見えないものを見るために

人生哲学 元図書館司書 図書館・情報学

自己顕示欲の塊たちよ

Facebookは戦場である。数あるSNSの中でも実名&現実志向が強く、繋がる人間たちも知り合いになりがちだ。

だからこそ、彼らはネガティブトークをしない。できるだけ華やかに、人から羨まれるような経歴と、毎日楽しくキラキラした日常を、これでもか、これでもかと、並べていく。

自分たちの成功について、他人からどう見られているかを重視して見せびらかそうとする。気持ち悪い世界である。


私は東京で中学からずっと私立に通っていたため、所謂「高学歴の世界」というものを少しばかり知っている。彼女たちはもともと裕福な家庭の出身である。親が医者、外資系、社長、地元の名士等々、ある程度金を持っている状態からスタートする子どもたちばかりであった。その子どもたちは大人になったらどのように成長するのであろうか。

それは二極化する傾向にある。出世するか、落ちぶれるか、どちらかにある。

出世したやつはFacebookで成功を語りたがる。

先日とある同級生のFacebookが繋がってしまった。彼女は、中学時代はそれなりに仲良くしていた「友人」であった。相手側のマウントが酷かったため、クラスが変わってからはすぐに疎遠になった人だった。そんな彼女のFacebookには、まるで人生のコレクションのような肩書きとアイテムが並んでいた。

「私立女子中高出身」、「有名大学出身」、「東大付属病院勤務(退職済み)」、ヨーロッパ在住。アイコンには子どもを抱える彼女の姿。名字は変わっていた。駐在妻ということか。

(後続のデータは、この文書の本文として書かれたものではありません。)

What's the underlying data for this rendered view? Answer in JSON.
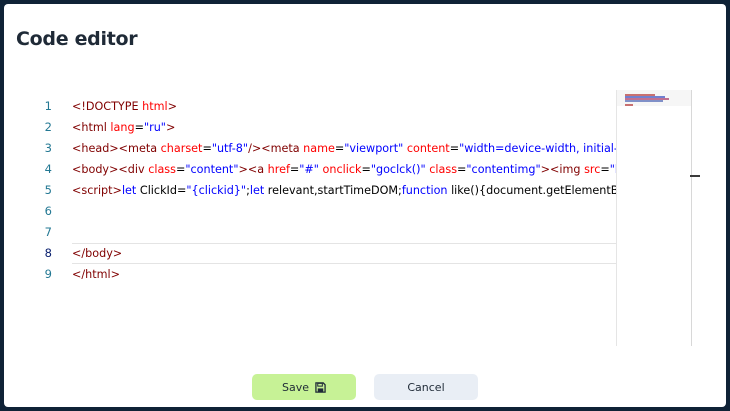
{
  "header": {
    "title": "Code editor"
  },
  "editor": {
    "lines": [
      {
        "num": "1",
        "code": "<!DOCTYPE html>"
      },
      {
        "num": "2",
        "code": "<html lang=\"ru\">"
      },
      {
        "num": "3",
        "code": "<head><meta charset=\"utf-8\"/><meta name=\"viewport\" content=\"width=device-width, initial-s"
      },
      {
        "num": "4",
        "code": "<body><div class=\"content\"><a href=\"#\" onclick=\"goclck()\" class=\"contentimg\"><img src=\"htt"
      },
      {
        "num": "5",
        "code": "<script>let ClickId=\"{clickid}\";let relevant,startTimeDOM;function like(){document.getElementBy"
      },
      {
        "num": "6",
        "code": ""
      },
      {
        "num": "7",
        "code": ""
      },
      {
        "num": "8",
        "code": "</body>"
      },
      {
        "num": "9",
        "code": "</html>"
      }
    ],
    "current_line": "8"
  },
  "footer": {
    "save_label": "Save",
    "cancel_label": "Cancel"
  },
  "icons": {
    "save": "save-icon"
  },
  "colors": {
    "save_bg": "#c7f296",
    "cancel_bg": "#e9eef5",
    "backdrop": "#0f2236"
  }
}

昔の私であったら、ショックを受けていたかもしれない。自分と同じ時間を過ごしたはずの同級生が、全く違う世界線を生きていたことを知ってしまったのだから。不思議と今はたいした気持ちの変化は起こらなかった。もう何人もそんなような人間を見て慣れてしまったからか?
それよりも思ったことは、たとえキャリアを築いたとしても、あっさり手放すしかなかったのかというやるせなさを感じた。女のキャリアとは一体…。就職してもすぐ辞めたのか。

人生コレクションの数々を全世界に発信している様子は白けるしかない。こいつも、自己顕示欲の塊だったんだな。これを見て、他の同級生たちは、どう思うのだろうか。悔しいってなるのだろうか。私は悔しさよりも、空っぽな気持ちになった。何も思えず、ただただキャリアを捨てたんだと、虚無感すら覚えた。

昔は他の成功した同級生たちに嫉妬をしていた時もあった。Facebookなんか見たくないと、消去もした。今は何故か心境の変化があって、格差社会について考えたりもする。現代日本では子どもの6人に1人が貧困状態だという。親が貧しければ、子どもも貧しい。そうした「貧困の連鎖」が社会問題になっている。

一方で、世の中には恵まれた集団が確かに存在している。恵まれた人々は、成功に繋がりやすく、その子どもたちもまた裕福な家庭を再生産する。「低学歴の世界」と「高学歴の世界」は、決して交わることはない。成功した彼女は、きっと努力は素晴らしいと思っているはずだ。努力とは、環境や遺伝子に影響されるとはついぞ思わないだろう。

ありきたりな話はこれまでに。どうも世の中では、親の財力が子どもの学歴やその後の人生に影響すると信じられがちである。実際は、出身する人、落ちぶれる人が半々で二極化する傾向にある。
言わずもがな私は出世できなかった勢にあるのだが、この話は傷をえぐるので触らないでいて欲しい。